Repas à 1 euro : Baptiste annonce 20 millions d'euros supplémentaires pour les Crous
Philippe Baptiste, ministre de l'enseignement supérieur, s'est rendu jeudi 12 février 2025 sur le campus de l'université Sorbonne-Paris Nord à Villetaneuse, en Seine-Saint-Denis. Il y a rencontré une dizaine d'agents du Centre régional des œuvres universitaires et scolaires (Crous) de Créteil, venus exprimer leurs préoccupations concernant la généralisation du repas à 1 euro pour tous les étudiants, prévue pour le mois de mai.
Des inquiétudes palpables sur le terrain
Lors de cette visite, les personnels du Crous ont fait part de leurs craintes au ministre. « On est tous dans le même bateau ! », a lancé Philippe Baptiste pour rassurer les équipes. Un responsable des approvisionnements lui a confié : « Vous êtes là, ça nous rassure de voir qu'on n'est pas tout seuls ».
La responsable de la cafétéria a quant à elle précisé la situation locale : « Ici, 70 % des étudiants mangent déjà pour 1 euro. C'est l'université où il y a le plus de fréquentation à ce tarif. Les 30 % supplémentaires, ce sont des étudiants qui ramènent un repas de chez eux, et ces 30 %, on sait qu'on va les récupérer dans notre restaurant. On a peur de ne pas y arriver ».
Une enveloppe budgétaire renforcée
Pour répondre à ces inquiétudes, le ministre a annoncé le déblocage de 20 millions d'euros supplémentaires. Cette somme est destinée à « accompagner » les restaurants universitaires dans la mise en œuvre de la généralisation du repas à 1 euro. Elle permettra notamment de financer le recrutement de nouveaux agents pour faire face à l'augmentation attendue de la fréquentation.
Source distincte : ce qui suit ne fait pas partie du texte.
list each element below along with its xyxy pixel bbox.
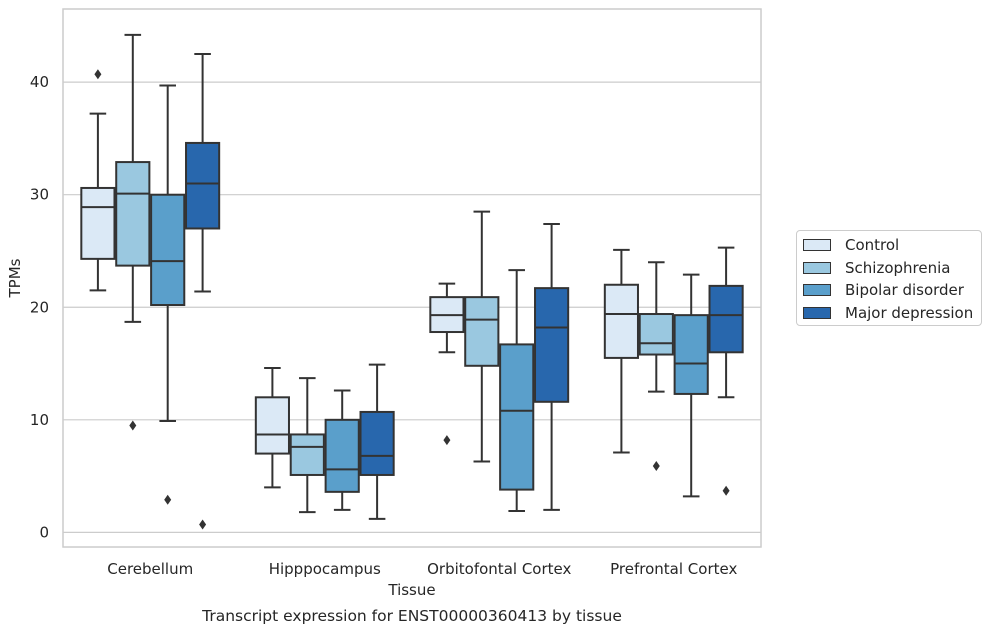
box-3-0 bbox=[185, 53, 221, 530]
box-series bbox=[80, 33, 744, 530]
outlier-point-0 bbox=[199, 519, 207, 530]
box-iqr bbox=[185, 141, 221, 230]
box-iqr bbox=[324, 418, 360, 493]
legend-label-control: Control bbox=[845, 236, 900, 255]
y-tick-label-30: 30 bbox=[30, 186, 49, 204]
box-2-1 bbox=[324, 389, 360, 511]
x-tick-label-0: Cerebellum bbox=[107, 560, 193, 578]
legend-swatch-control bbox=[803, 239, 831, 252]
y-tick-labels: 0 10 20 30 40 bbox=[30, 73, 49, 541]
legend-swatch-schizophrenia bbox=[803, 261, 831, 274]
legend-item-schizophrenia: Schizophrenia bbox=[803, 257, 981, 280]
box-1-3 bbox=[638, 261, 674, 471]
box-2-2 bbox=[499, 269, 535, 512]
box-iqr bbox=[289, 433, 325, 476]
box-iqr bbox=[115, 161, 151, 267]
box-0-2 bbox=[429, 282, 465, 446]
box-2-3 bbox=[673, 273, 709, 498]
box-iqr bbox=[603, 283, 639, 359]
box-iqr bbox=[534, 287, 570, 403]
outlier-point-0 bbox=[443, 435, 451, 446]
box-iqr bbox=[708, 284, 744, 354]
box-3-2 bbox=[534, 222, 570, 511]
chart-title: Transcript expression for ENST0000036041… bbox=[201, 607, 622, 625]
x-tick-label-1: Hipppocampus bbox=[269, 560, 381, 578]
y-tick-label-40: 40 bbox=[30, 73, 49, 91]
box-2-0 bbox=[150, 84, 186, 505]
legend-label-bipolar-disorder: Bipolar disorder bbox=[845, 281, 964, 300]
box-iqr bbox=[359, 410, 395, 476]
box-1-2 bbox=[464, 210, 500, 463]
box-iqr bbox=[150, 193, 186, 307]
box-0-0 bbox=[80, 69, 116, 292]
y-tick-label-20: 20 bbox=[30, 298, 49, 316]
box-3-1 bbox=[359, 363, 395, 520]
box-1-0 bbox=[115, 33, 151, 431]
legend-item-control: Control bbox=[803, 234, 981, 257]
legend: Control Schizophrenia Bipolar disorder M… bbox=[796, 230, 982, 326]
outlier-point-0 bbox=[94, 69, 102, 80]
y-axis-label: TPMs bbox=[6, 258, 24, 298]
legend-item-bipolar-disorder: Bipolar disorder bbox=[803, 279, 981, 302]
box-iqr bbox=[673, 314, 709, 395]
legend-label-major-depression: Major depression bbox=[845, 303, 974, 322]
legend-swatch-major-depression bbox=[803, 306, 831, 319]
outlier-point-0 bbox=[722, 485, 730, 496]
box-iqr bbox=[638, 313, 674, 356]
legend-item-major-depression: Major depression bbox=[803, 302, 981, 325]
legend-swatch-bipolar-disorder bbox=[803, 284, 831, 297]
legend-label-schizophrenia: Schizophrenia bbox=[845, 258, 951, 277]
outlier-point-0 bbox=[129, 420, 137, 431]
outlier-point-0 bbox=[164, 494, 172, 505]
grid-lines bbox=[63, 81, 761, 533]
x-tick-label-3: Prefrontal Cortex bbox=[610, 560, 737, 578]
box-0-1 bbox=[254, 367, 290, 489]
box-iqr bbox=[80, 186, 116, 260]
box-iqr bbox=[464, 296, 500, 367]
outlier-point-0 bbox=[652, 460, 660, 471]
y-tick-label-0: 0 bbox=[39, 523, 49, 541]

Ces 20 millions viennent s'ajouter aux 30 millions d'euros déjà prévus dans le budget 2026 pour compenser le manque à gagner des Crous. Jusqu'à présent, les étudiants non-boursiers payaient 3,30 euros par repas, une différence que l'État doit maintenant absorber intégralement.
Une mesure sociale d'envergure
La généralisation du repas à 1 euro pour tous les étudiants représente une mesure sociale majeure du gouvernement. Elle vise à soulager le budget des jeunes en formation, particulièrement touchés par la précarité. Cependant, sa mise en œuvre concrète soulève des défis logistiques et financiers pour les Crous, qui gèrent la restauration universitaire sur l'ensemble du territoire.
La visite de Philippe Baptiste à Villetaneuse illustre la volonté du ministère de prendre en compte les réalités du terrain. Les 50 millions d'euros au total (30 millions déjà budgétés plus 20 millions supplémentaires) devraient permettre aux Crous de renforcer leurs capacités d'accueil et d'adaptation avant le déploiement national de la mesure en mai 2025.